My biggest problem with Wish is that it is shallow. The storyline is simple–the evil king gets defeated and everyone is happy–but that isn’t the issue. Disney has made good movies with simple storylines, but all of those were about something more. Take Encanto, a recent Disney movie that (in my opinion) is a lot better than Wish. On the surface, it’s about a magic house in South America. But it’s also about family and loving each other even when you’re not perfect. Frozen is about a princess trying to unfreeze the kingdom, but it’s also about a girl who’s trying to figure out what love is. Wish doesn’t have anything like that–there’s nothing more to the movie than the simple storyline. It’s not about family, or feeling left out. It even fails to be about wishing because it completely separates the wishes from the people who made them.

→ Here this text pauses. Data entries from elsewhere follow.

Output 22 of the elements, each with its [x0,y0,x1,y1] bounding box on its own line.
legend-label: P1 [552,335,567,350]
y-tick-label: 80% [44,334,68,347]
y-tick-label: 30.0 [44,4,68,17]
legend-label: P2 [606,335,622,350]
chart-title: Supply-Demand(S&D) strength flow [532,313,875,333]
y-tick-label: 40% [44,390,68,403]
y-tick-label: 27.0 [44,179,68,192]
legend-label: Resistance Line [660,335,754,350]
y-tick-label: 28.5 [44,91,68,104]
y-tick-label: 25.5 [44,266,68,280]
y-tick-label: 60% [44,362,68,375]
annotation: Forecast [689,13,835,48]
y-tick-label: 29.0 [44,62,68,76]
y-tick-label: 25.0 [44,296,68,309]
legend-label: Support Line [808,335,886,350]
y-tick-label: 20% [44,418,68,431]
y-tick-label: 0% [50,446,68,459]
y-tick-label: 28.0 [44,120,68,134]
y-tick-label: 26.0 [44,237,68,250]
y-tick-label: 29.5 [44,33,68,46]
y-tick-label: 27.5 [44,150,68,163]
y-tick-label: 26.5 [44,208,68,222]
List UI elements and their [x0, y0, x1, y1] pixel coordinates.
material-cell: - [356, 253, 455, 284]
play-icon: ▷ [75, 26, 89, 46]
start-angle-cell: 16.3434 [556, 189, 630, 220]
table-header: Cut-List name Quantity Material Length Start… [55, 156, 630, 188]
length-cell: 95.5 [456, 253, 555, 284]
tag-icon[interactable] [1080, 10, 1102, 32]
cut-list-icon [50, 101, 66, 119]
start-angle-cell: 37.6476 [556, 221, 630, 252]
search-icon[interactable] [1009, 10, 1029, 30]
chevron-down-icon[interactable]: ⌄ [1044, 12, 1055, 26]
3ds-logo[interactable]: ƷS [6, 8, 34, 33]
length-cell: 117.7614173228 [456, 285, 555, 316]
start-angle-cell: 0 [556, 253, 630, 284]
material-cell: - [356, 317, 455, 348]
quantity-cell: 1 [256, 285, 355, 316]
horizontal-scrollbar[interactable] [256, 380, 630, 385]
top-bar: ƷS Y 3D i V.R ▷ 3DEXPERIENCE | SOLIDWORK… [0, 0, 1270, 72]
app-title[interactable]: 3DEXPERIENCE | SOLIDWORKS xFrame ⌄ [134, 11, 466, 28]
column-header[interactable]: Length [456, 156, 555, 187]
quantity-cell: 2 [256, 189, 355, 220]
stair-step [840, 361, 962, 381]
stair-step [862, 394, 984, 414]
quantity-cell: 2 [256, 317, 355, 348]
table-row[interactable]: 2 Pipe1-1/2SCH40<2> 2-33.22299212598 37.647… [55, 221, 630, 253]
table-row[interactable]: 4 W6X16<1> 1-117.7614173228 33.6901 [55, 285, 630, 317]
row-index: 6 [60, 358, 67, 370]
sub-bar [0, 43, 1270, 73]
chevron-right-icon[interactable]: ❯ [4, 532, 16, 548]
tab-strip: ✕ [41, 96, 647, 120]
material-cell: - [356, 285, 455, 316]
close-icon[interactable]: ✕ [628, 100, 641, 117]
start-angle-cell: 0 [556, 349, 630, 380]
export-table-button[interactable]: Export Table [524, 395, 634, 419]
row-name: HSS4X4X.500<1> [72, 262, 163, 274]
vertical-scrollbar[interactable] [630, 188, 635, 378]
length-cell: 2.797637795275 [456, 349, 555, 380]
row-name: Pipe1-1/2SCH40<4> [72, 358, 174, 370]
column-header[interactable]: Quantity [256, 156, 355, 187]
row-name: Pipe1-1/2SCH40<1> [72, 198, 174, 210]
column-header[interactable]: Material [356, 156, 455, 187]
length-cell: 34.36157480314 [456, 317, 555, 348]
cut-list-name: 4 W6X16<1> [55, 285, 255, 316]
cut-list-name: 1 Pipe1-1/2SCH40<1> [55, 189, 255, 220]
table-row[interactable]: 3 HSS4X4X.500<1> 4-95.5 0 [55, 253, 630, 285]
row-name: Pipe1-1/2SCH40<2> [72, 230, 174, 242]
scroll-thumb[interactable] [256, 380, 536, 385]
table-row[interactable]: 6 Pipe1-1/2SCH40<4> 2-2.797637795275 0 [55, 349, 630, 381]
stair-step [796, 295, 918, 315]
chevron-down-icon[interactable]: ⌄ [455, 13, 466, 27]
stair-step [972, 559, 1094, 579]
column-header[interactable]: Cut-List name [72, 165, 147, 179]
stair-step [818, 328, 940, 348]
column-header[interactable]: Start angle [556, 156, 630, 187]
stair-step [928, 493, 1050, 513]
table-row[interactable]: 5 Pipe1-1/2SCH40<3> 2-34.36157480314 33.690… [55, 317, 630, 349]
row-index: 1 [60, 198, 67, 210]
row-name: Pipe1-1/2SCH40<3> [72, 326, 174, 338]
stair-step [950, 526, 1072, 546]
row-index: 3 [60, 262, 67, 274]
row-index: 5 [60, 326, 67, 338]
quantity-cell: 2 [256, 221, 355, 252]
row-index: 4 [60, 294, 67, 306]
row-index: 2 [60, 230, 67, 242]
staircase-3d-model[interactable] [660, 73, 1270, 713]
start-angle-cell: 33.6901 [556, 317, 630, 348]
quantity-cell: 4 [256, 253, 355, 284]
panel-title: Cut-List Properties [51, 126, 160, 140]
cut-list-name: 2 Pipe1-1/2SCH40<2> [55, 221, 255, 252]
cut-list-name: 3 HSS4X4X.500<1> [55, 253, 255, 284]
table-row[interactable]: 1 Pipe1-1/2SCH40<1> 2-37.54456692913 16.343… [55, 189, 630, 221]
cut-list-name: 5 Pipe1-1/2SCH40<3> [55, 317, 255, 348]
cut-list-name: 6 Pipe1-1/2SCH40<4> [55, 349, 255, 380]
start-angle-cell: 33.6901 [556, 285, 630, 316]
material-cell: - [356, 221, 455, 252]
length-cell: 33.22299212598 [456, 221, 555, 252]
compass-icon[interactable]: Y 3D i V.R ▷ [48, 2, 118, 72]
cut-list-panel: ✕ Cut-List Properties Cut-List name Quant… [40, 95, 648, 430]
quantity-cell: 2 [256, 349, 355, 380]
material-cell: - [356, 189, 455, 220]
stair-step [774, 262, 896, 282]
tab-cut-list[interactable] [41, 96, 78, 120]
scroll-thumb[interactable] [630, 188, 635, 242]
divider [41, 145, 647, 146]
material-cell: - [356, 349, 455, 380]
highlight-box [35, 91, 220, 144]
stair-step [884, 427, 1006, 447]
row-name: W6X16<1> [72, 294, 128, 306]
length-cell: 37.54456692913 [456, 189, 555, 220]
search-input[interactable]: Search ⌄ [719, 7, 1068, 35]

Wish’s main character, Asha, is unrelatable. No one makes a movie where everything is perfect–that would be boring; so in a sense, all movies are about problems. And usually, the writer wants the problems to be relatable. They want the audience to understand what the characters are going through and sympathize with them. In Encanto, one of Mirabel’s problems is that her magic house is breaking. But that’s not her only problem. She feels left out in her family and doesn’t like her sister, and those are things that viewers can relate to. And because they can relate with Mirabel, they sympathize and care about her. In Wish, Asha’s problems aren’t relatable, and she doesn’t have that many of them. She loves her family and they love her; she’s happy with where she lives; she doesn’t have any major character flaws. She thinks Magnifico shouldn’t be king and she tries to overthrow him, and her only problem is that he doesn’t want to be overthrown. An evil king stealing wishes isn’t a problem that I will ever have, and it’s not one I can relate to. And because I couldn’t relate to Asha, I didn’t care that much about her.

Lastly, none of Wish’s songs were very good. To be sure, every musical has its less-than-memorable songs–sorry to the perfect flower-growing girl from Encanto, but no one gets her song stuck in their head. Bruno is the song they remember. Of course Wish has some flop songs, but it doesn’t have any good ones–or even catchy ones–to offset all the forgettable songs.

Overall, Wish could have been a lot better. The story is shallow, the heroine is unrelatable, and the songs are forgettable. In 100 years Disney has made many good movies, but Wish just wasn’t one of them.